As companhias aéreas brasileiras devem perder cerca de 50% da lucratividade em 2026, segundo projeções acompanhadas pela InfoMoney. A combinação de custos crescentes com querosene de aviação, dólar pressionado e incertezas geopolíticas forma um cenário que o setor não via desde os piores momentos da pandemia. O combustível representa a maior fatia dos custos operacionais das aéreas e está diretamente atrelado ao preço do petróleo, que segue próximo de US$ 95 o barril por causa da guerra entre EUA e Irã.

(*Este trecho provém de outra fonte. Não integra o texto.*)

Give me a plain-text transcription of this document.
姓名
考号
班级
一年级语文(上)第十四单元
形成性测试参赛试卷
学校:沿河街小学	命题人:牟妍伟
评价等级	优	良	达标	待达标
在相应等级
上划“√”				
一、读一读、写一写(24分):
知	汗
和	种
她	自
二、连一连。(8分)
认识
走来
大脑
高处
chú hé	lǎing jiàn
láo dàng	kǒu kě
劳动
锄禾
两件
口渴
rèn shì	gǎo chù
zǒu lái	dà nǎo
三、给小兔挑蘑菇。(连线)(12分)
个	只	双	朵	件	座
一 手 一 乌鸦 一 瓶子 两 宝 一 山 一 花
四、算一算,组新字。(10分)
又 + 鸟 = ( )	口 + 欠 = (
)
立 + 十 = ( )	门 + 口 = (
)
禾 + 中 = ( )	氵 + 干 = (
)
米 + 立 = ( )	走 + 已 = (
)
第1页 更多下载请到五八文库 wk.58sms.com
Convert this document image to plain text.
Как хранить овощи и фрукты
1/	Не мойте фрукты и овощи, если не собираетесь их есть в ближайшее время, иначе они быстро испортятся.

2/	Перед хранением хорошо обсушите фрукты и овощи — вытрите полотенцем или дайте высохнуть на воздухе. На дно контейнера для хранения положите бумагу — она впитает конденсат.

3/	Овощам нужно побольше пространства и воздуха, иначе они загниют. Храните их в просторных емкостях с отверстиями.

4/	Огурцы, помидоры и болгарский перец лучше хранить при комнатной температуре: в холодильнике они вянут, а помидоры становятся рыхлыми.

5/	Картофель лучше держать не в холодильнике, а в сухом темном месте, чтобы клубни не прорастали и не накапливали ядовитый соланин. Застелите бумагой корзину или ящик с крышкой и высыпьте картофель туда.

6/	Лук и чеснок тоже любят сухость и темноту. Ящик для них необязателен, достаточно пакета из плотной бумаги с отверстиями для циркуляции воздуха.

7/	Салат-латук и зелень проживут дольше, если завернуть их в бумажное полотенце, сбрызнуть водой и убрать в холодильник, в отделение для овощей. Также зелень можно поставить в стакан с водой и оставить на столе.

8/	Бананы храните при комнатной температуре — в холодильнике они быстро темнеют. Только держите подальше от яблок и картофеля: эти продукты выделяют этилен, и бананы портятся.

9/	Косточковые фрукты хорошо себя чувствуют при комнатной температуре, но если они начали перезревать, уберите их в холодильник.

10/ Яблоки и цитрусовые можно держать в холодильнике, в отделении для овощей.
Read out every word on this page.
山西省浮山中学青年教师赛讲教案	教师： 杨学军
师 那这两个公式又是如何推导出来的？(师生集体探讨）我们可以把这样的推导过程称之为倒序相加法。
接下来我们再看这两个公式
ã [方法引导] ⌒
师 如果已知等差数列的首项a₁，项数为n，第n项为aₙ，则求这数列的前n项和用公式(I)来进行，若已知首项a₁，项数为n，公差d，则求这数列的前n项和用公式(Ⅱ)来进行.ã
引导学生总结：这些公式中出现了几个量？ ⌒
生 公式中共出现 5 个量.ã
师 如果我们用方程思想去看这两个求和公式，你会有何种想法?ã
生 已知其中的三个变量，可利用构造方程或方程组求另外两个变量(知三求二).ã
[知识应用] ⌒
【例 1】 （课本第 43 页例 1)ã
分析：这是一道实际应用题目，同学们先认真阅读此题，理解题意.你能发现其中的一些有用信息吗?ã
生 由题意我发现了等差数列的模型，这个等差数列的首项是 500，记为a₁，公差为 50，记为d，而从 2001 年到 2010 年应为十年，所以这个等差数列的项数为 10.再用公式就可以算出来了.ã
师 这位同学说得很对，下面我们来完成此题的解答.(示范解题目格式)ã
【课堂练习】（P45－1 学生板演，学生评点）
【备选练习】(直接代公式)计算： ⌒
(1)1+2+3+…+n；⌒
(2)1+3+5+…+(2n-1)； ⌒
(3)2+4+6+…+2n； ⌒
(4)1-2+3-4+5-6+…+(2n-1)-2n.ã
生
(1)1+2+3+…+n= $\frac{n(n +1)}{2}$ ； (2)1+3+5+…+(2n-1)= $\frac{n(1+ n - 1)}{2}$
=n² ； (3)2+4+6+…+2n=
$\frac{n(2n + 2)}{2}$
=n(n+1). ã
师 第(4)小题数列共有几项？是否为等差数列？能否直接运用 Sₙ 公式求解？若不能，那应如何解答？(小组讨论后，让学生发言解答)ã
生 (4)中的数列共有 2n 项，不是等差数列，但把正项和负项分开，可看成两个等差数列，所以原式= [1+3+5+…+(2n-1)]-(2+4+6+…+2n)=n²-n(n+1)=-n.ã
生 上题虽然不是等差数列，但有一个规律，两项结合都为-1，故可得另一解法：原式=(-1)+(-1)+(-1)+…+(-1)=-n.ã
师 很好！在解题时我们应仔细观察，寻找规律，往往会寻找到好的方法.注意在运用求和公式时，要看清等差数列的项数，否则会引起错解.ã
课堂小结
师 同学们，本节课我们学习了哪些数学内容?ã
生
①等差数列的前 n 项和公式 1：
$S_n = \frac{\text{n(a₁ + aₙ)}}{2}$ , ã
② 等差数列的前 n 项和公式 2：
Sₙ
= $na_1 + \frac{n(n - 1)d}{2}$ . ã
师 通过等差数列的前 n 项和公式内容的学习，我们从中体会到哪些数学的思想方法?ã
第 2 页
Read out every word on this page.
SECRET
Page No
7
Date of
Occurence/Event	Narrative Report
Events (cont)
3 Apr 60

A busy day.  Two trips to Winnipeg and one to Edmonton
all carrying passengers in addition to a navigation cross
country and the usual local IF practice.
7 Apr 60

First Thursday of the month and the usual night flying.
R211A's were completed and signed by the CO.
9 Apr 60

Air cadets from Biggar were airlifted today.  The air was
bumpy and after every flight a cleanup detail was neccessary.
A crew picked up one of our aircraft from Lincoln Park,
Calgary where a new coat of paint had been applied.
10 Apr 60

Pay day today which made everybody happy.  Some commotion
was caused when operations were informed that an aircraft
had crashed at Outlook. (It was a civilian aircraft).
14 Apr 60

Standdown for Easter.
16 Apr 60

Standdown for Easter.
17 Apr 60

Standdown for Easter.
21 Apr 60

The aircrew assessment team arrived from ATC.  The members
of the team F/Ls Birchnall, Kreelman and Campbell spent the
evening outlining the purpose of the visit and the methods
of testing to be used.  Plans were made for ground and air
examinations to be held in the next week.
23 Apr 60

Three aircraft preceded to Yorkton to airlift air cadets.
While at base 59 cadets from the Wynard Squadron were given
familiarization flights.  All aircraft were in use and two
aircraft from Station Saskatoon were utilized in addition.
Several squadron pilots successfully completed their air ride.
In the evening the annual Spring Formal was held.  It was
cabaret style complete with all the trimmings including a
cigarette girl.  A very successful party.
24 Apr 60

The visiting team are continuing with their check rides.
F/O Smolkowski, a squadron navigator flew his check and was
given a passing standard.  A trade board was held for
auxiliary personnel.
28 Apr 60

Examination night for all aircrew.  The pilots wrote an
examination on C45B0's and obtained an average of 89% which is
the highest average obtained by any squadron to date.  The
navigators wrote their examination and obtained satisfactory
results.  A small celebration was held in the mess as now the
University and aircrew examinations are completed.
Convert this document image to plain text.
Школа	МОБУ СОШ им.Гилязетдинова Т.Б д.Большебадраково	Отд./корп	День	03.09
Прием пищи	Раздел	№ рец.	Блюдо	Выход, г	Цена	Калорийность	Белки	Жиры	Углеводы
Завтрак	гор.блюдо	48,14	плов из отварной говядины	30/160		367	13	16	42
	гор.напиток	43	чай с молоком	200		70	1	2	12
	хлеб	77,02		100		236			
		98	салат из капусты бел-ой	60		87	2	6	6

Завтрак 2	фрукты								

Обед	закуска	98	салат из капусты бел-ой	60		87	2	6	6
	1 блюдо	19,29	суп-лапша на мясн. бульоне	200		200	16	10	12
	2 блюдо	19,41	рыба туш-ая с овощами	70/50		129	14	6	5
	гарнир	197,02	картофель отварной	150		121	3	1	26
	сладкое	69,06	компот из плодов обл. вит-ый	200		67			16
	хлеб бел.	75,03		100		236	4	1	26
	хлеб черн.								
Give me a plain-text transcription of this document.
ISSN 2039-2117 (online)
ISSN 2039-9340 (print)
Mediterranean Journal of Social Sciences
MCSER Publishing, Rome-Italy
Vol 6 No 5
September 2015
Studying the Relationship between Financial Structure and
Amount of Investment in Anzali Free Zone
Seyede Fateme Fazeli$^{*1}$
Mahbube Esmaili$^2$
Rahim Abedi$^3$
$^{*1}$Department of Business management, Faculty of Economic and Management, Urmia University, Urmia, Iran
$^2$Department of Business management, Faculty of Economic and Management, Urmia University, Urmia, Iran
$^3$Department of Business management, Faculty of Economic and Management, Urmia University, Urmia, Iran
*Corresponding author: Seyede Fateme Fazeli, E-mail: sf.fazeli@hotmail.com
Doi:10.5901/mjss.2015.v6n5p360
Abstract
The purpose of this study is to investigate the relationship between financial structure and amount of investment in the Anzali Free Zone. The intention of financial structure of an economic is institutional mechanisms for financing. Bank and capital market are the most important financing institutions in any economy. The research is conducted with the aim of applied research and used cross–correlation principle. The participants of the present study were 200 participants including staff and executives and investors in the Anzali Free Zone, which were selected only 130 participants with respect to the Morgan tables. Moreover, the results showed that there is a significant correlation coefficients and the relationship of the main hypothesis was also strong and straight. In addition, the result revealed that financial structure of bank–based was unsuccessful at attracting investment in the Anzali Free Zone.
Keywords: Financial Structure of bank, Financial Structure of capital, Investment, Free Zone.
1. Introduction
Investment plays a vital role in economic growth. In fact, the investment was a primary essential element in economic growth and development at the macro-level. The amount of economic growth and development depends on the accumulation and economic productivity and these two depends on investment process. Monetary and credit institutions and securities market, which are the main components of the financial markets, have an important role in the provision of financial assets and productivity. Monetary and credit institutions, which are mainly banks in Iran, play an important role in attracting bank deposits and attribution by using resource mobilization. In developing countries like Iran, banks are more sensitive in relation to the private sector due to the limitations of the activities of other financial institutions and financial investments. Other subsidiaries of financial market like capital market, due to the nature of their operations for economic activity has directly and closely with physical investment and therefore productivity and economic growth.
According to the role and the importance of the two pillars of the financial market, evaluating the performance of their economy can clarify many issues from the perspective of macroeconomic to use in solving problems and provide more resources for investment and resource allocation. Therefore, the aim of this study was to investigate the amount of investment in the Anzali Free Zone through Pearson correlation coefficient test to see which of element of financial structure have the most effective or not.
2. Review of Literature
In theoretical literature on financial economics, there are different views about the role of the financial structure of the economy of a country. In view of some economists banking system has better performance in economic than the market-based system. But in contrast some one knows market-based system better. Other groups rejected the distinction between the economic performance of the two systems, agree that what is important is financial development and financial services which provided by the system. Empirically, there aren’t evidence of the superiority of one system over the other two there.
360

O problema é estrutural e conjuntural ao mesmo tempo. Estruturalmente, a conectividade aérea no Brasil ainda não recuperou o patamar pré-pandemia, segundo levantamento também destacado pela InfoMoney. A regulação excessiva é apontada como um dos principais entraves para a expansão de rotas e a entrada de novas companhias. Conjunturalmente, o setor enfrenta uma alta simultânea nos seus dois maiores insumos dolarizados: o combustível e o leasing de aeronaves. Com o dólar a R$ 5,19 e tendência de alta caso o Fed suba os juros americanos, a margem de manobra das empresas é mínima.
Para o passageiro, a consequência é direta: passagens mais caras. As aéreas já vinham recompondo preços ao longo de 2025 e o movimento deve se intensificar no segundo semestre de 2026, justamente no período de alta temporada e às vésperas das eleições. Para o governo, que incluiu a redução do custo de vida como bandeira de campanha, o encarecimento das passagens aéreas é um problema político e não apenas econômico. A Câmara chegou a votar projeto que reduz impostos sobre combustíveis, mas a medida, se aprovada, teria impacto fiscal significativo e alimentaria o dilema entre alívio de preços e responsabilidade orçamentária.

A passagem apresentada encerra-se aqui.